Schon vor Jahren wurde sie als Grand Dame der Textilkunst bezeichnet, die gebürtige US-Amerikanerin Sheila Hicks (*1934 Hastings, Nebraska), die seit den 1960er Jahren überwiegend in Paris lebt und in St. Germain ihr Atelier betreibt - und die sich scheinbar leichtfüßig auf dem internationalen Kunstparkett bewegt. Wenn man sie bislang noch nicht kannte, so schrieb sie sich endgültig bei der Biennale in Venedig 2017 mit einer farbmächtigen Installation im Arsenale ins Gedächtnis des Publikums ein. Dass sie eine Meisterin diverser, auch z. T. vergessener traditioneller textiler Techniken ist, dass sie dabei eine eigene künstlerische Formensprache entwickelt und dass sie die Kunst der Inszenierung beherrscht, das beweist sie erneut in der aktuellen Ausstellung im MAK - Museum für angewandte Kunst in Wien.

Für die erste Personale in Österreich konnte Dr. Christoph Thun-Hohenstein, Generaldirektor des MAK, mit seinem Team die Künstlerin gewinnen, ein Konzept für die Ausstellungsräumlichkeiten von 2000 m² zu realisieren. Das "Match" zwischen Thun-Hohenstein und Sheila Hicks hat seine Raffinesse. Als Leiter des MAK, das als "k. k. Österreichisches Museum für Kunst und Industrie" gegründet wurde, ist er sich der Schnittstelle von Kunst und Design, Kunstgewerbe und handwerklicher und/oder industrieller Fertigungstechnik bewusst. Diese Schnittstellen sollten aber zur Zeit der Wiener Moderne (etwa 1890 - 1910) aufgelöst und in der Auffassung der Wiener Secessionisten und weiters in der Motivation der Wiener Werkstätten in einen "Dialog auf Augenhöhe" verwandelt werden. "Können Arbeiten, die – so raffiniert sie sein mögen – mit Textilien in Verbindung gebracht werden könnten, mehr als Kunsthandwerk sein? Vielleicht künstlerisch ambitioniertes Design. Aber bildende Kunst?" fragt Thun-Hohenstein im Katalogtext zur Ausstellung *). - Sheila Hicks bleibt die Antwort nicht schuldig. Sie setzt ihre textilen Kreationen mit dem Ort in Beziehung. Zum einen greift sie mit dem Ausstellungstitel genau die Wurzeln des MAK auf. Seit 1877 die Positionierung an der neu angelegten Ringstraße in unmittelbarer Nachbarschaft zum 1862 eröffneten Stadtpark mit seinen reizvollen Ensembles von Bäumen, Sträuchern, einem Teich und - dem Fluss! Voilà: Garn - Bäume - Fluss. Das sind denn auch im metaphorischen Sinn die Materialien, die Hicks in ihren Arbeiten verwendet bzw. sie als Zitate einfließen lässt: Naturfasern, Halme, zarte Zweige, Muscheln.

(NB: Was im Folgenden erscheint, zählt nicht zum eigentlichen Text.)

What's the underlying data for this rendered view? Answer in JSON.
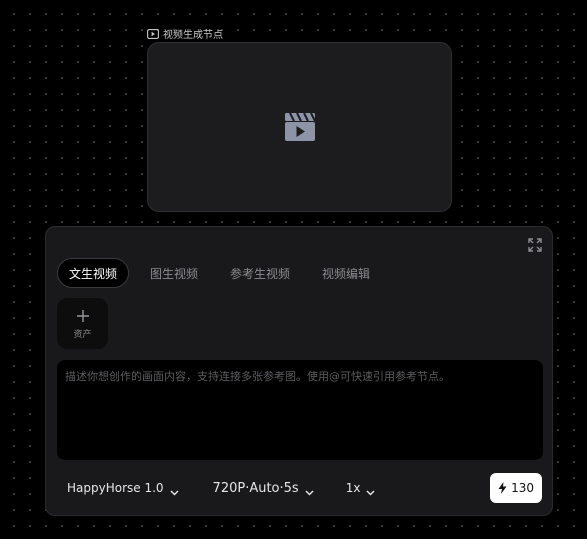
{
  "node": {
    "label": "视频生成节点",
    "icon": "video-play-icon",
    "preview_icon": "clapperboard-play-icon"
  },
  "panel": {
    "expand_icon": "expand-icon",
    "tabs": [
      {
        "label": "文生视频",
        "active": true
      },
      {
        "label": "图生视频",
        "active": false
      },
      {
        "label": "参考生视频",
        "active": false
      },
      {
        "label": "视频编辑",
        "active": false
      }
    ],
    "asset_button": {
      "icon": "plus-icon",
      "label": "资产"
    },
    "prompt": {
      "value": "",
      "placeholder": "描述你想创作的画面内容，支持连接多张参考图。使用@可快速引用参考节点。"
    },
    "controls": {
      "model": "HappyHorse 1.0",
      "settings": "720P·Auto·5s",
      "count": "1x"
    },
    "credits": {
      "icon": "lightning-icon",
      "value": "130"
    }
  },
  "colors": {
    "background": "#000000",
    "card": "#1c1c1e",
    "panel": "#19191b",
    "accent_button": "#ffffff"
  }
}
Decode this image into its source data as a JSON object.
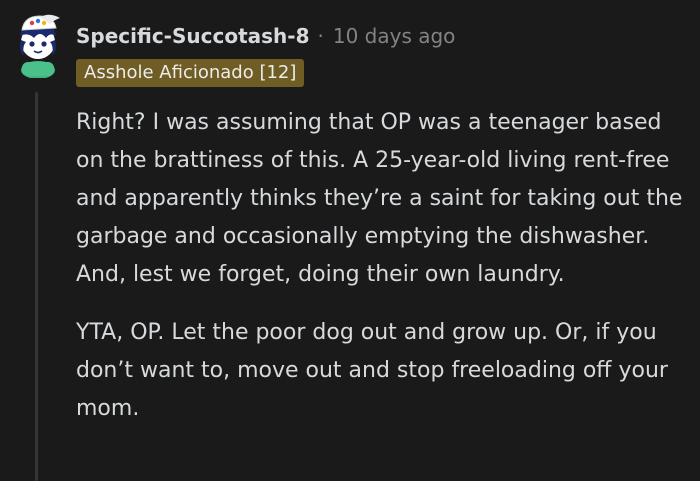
{
  "comment": {
    "author": "Specific-Succotash-8",
    "separator": "·",
    "timestamp": "10 days ago",
    "flair": "Asshole Aficionado [12]",
    "paragraphs": [
      "Right? I was assuming that OP was a teenager based on the brattiness of this. A 25-year-old living rent-free and apparently thinks they’re a saint for taking out the garbage and occasionally emptying the dishwasher. And, lest we forget, doing their own laundry.",
      "YTA, OP. Let the poor dog out and grow up. Or, if you don’t want to, move out and stop freeloading off your mom."
    ]
  },
  "colors": {
    "background": "#1a1a1b",
    "text": "#d7dadc",
    "meta": "#818384",
    "flair_bg": "#6f5d25",
    "thread_line": "#343536"
  },
  "icons": {
    "avatar": "snoo-avatar-icon"
  }
}
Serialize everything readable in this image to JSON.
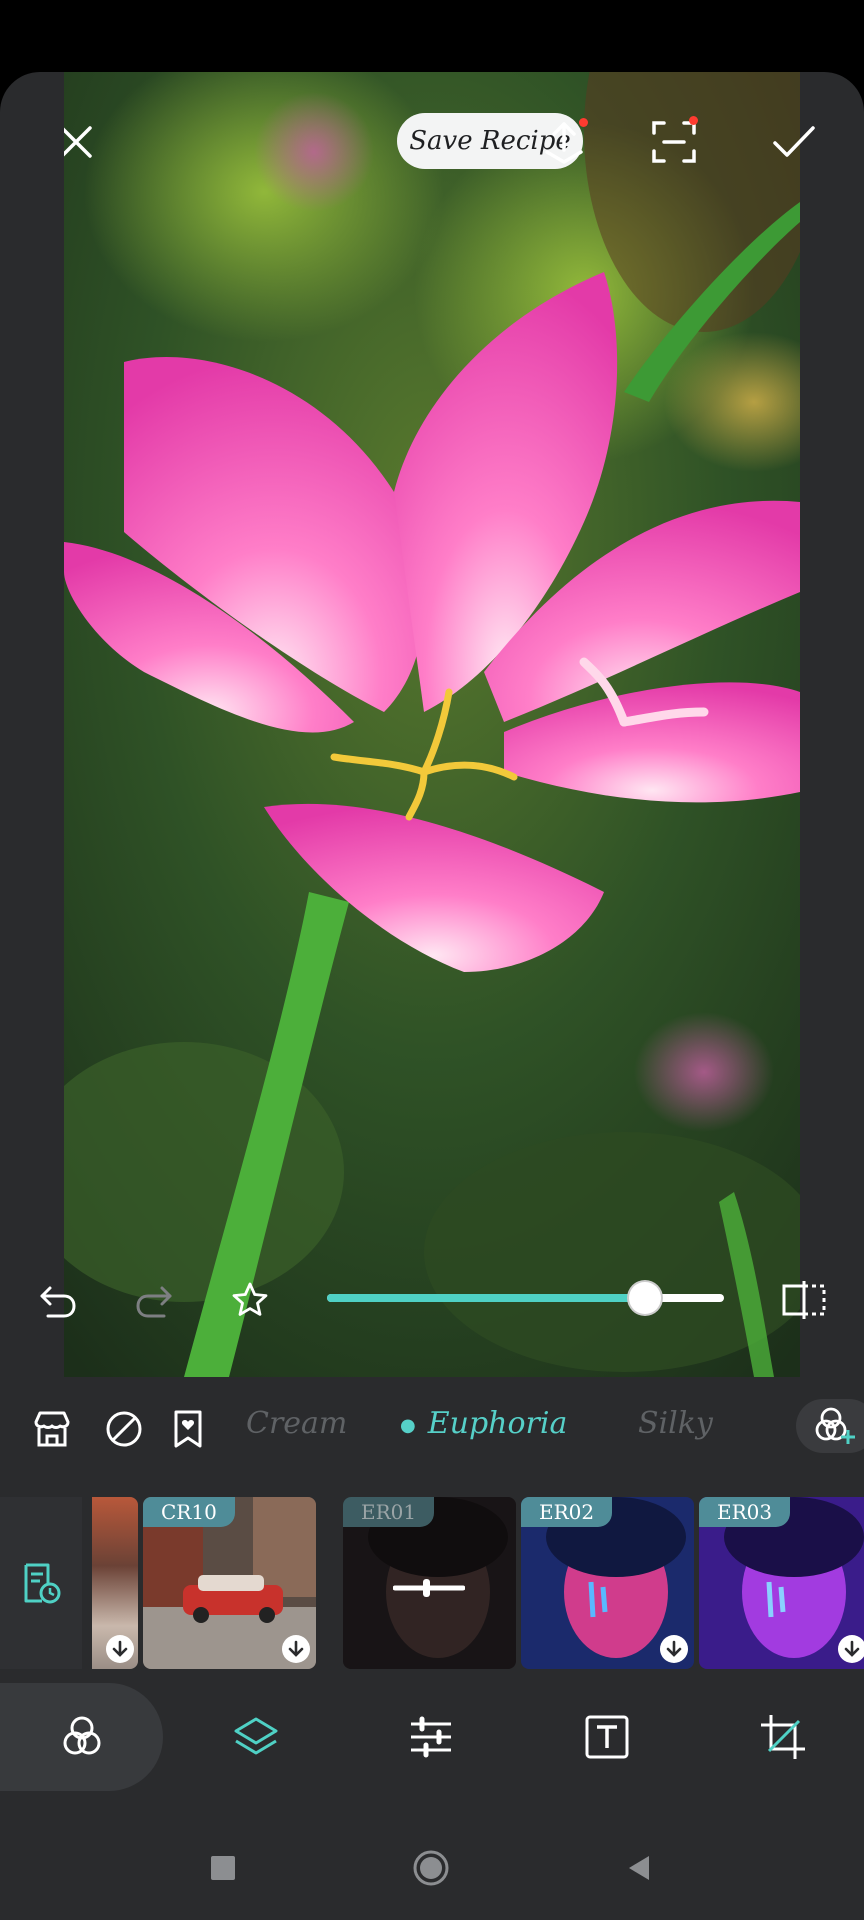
{
  "header": {
    "save_recipe_label": "Save Recipe"
  },
  "filter_categories": {
    "items": [
      "Cream",
      "Euphoria",
      "Silky"
    ],
    "active": "Euphoria"
  },
  "thumbnails": [
    {
      "label": ""
    },
    {
      "label": "CR10"
    },
    {
      "label": "ER01"
    },
    {
      "label": "ER02"
    },
    {
      "label": "ER03"
    }
  ],
  "intensity_slider": {
    "value": 0.8
  },
  "colors": {
    "accent": "#4fd1c5",
    "background": "#2a2b2d",
    "notification_dot": "#ff3b30"
  },
  "icons": {
    "close": "close-icon",
    "share": "share-upload-icon",
    "scan": "scan-frame-icon",
    "confirm": "check-icon",
    "undo": "undo-icon",
    "redo": "redo-icon",
    "favorite": "star-icon",
    "compare": "compare-split-icon",
    "store": "store-icon",
    "none": "no-filter-icon",
    "bookmark": "bookmark-heart-icon",
    "add_filter": "add-filter-icon",
    "history": "history-recipe-icon",
    "filters_tool": "filters-tool-icon",
    "layers_tool": "layers-tool-icon",
    "adjust_tool": "adjust-sliders-icon",
    "text_tool": "text-tool-icon",
    "crop_tool": "crop-tool-icon"
  }
}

Mit der Arbeit La Sentinelle de Safran (2018), die aus einem Konglomerat aus überdimensionierten flauschig-faserigen Farbballen besteht, bespielt Hicks die Stirnwand der großen Ausstellungshalle. Dieser Typ ihrer Arbeiten - es gibt Variationen, wie bereits in Venedig oder im Centre Pompidou, Paris, vorgestellt, - ist eine eigenständige Interpretation der Soft Sculptures. Der Titel und die gewählten Farbnuancen, die Safran (Crocus sativus) natürlicherweise hergibt, von kräftigen Gelbtönen, Rot und Orange bis einem milderen Beige, aber auch Rost und Zimt verweist auf die phantastische Welt der Färbepflanzen, aber auch auf alle modernen synthetischen Färbemöglichkeiten. Die Künstlerin bestand darauf, dass auch weiße Faserbündel in dieser Arbeit enthalten sein, quasi als das "pure" Ausgangsmaterial, wie Kuratorin Bärbel Vischer betont. Die Mächtigkeit von Farbwirkungen konnte Hicks schon früh an der Architektur von Luis Barragán während ihres Mexikoaufenthaltes (1959 bis 1964) erfahren, der kühn und lustvoll etwa strahlend-gelbe, feurig-orange- und zyklamfarbene Wandfronten schuf. - Ein anderer Solitär des Hauptraumes ist Apprentissage de la Victoire" (Vom Sieg lernen; 2008 - 2016). Wie ein wuchtig von der Decke herabstürzender gelber Wasserfall entwickelt diese Arbeit aus verzwirbelter Kokosfaser und Wolle ihre Aura. Vom ganz Großen zum ganz Kleinen ist das Konzept in dieser Halle: die Minimes, eine Reihe von heftblattgroßen Webarbeiten wird als Gegenpol gezeigt. Hier entfaltet Kicks Phantasie entlang von Kettfäden - en miniature.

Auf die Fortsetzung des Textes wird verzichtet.